Whether leg postconditioning would be as effective against myocardial infarction is unknown. Obviously, it is impossible to extrapolate from endothelial protection to protection against myocardial infarction, but one encouraging observation emerges from the Loukogeorgakis study. They found that the ATP-sensitive potassium channel blocker glibenclamide abrogated the protection from leg postconditioning. Interestingly, opening of this channel is central to protection from ischemic preconditioning and postconditioning,11 and these new data indicate that the endothelial protection from leg postconditioning occurs by a similar mechanism. Clinical testing in patients with acute myocardial infarction is needed to determine whether leg postconditioning will be protective.
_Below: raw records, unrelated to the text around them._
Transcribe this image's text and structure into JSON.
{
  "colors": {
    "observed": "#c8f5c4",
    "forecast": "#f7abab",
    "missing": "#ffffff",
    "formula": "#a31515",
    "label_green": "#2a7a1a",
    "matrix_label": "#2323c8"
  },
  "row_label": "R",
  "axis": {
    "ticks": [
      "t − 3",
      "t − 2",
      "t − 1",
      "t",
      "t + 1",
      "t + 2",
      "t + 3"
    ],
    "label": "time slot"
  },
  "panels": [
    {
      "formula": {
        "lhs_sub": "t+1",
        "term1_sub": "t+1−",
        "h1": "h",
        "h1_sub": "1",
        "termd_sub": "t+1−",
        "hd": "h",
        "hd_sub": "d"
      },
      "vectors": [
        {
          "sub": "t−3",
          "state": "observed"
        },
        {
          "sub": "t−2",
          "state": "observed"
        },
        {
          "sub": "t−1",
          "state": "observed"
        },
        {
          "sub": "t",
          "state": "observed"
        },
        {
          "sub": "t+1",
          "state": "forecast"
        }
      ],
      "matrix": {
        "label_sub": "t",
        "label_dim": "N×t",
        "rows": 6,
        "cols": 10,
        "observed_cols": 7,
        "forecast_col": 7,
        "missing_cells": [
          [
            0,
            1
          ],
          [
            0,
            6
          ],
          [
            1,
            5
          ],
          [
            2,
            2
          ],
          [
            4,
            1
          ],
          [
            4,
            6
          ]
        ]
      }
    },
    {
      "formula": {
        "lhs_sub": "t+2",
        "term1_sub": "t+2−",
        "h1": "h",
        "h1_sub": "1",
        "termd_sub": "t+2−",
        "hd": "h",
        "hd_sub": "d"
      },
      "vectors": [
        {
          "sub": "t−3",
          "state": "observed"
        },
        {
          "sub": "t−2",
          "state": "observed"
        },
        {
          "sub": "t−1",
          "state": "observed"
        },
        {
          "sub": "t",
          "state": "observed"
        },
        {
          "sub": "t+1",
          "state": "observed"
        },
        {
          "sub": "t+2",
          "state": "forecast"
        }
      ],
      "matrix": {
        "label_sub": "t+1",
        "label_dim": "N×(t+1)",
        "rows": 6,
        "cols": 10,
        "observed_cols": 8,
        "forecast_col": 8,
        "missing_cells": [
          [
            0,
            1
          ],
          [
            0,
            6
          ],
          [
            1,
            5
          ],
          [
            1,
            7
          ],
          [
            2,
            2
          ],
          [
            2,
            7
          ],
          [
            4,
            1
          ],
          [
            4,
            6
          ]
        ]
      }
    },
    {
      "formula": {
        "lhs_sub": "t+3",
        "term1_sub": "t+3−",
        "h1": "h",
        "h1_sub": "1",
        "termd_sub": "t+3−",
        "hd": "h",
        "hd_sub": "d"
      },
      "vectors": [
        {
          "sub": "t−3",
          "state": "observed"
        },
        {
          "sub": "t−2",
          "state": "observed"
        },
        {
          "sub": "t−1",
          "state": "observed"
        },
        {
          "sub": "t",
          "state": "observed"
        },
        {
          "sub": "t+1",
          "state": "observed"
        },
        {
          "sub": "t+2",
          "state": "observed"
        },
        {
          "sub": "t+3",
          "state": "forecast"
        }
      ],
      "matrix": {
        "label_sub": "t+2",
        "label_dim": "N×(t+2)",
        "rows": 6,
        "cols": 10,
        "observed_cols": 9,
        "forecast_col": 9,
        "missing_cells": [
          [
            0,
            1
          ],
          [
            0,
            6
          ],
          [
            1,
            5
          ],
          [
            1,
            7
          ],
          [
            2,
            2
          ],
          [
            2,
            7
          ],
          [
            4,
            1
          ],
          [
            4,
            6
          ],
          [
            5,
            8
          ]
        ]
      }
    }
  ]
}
This article follows a recent trend in which investigators are attempting to bypass industry by looking for protective strategies that do not depend on proprietary drugs. Foremost among these is ischemic postconditioning12 in which the coronary artery undergoes alternating reperfusion/occlusion cycles in the first minutes of reperfusion. All available evidence indicates that postconditioning targets the same permeability transition pores that preconditioning does. Postconditioning can be accomplished in primary coronary angioplasty, and Staat et al13 recently showed that postconditioning of such patients caused a dramatic reduction in infarct size as assessed by creatine kinase release. If leg postconditioning proves to be effective, then this protection also could be extended to patients receiving thrombolytic drugs. A clear advantage of such studies is that the investigator no longer has to wait until a well-heeled pharmaceutical company decides to make a drug available for testing. Remote preconditioning or postconditioning is available to any investigator who can convince the local institutional review board to permit it. The downside, of course, is that the deep pockets of industry are not likely to be available for funding such research.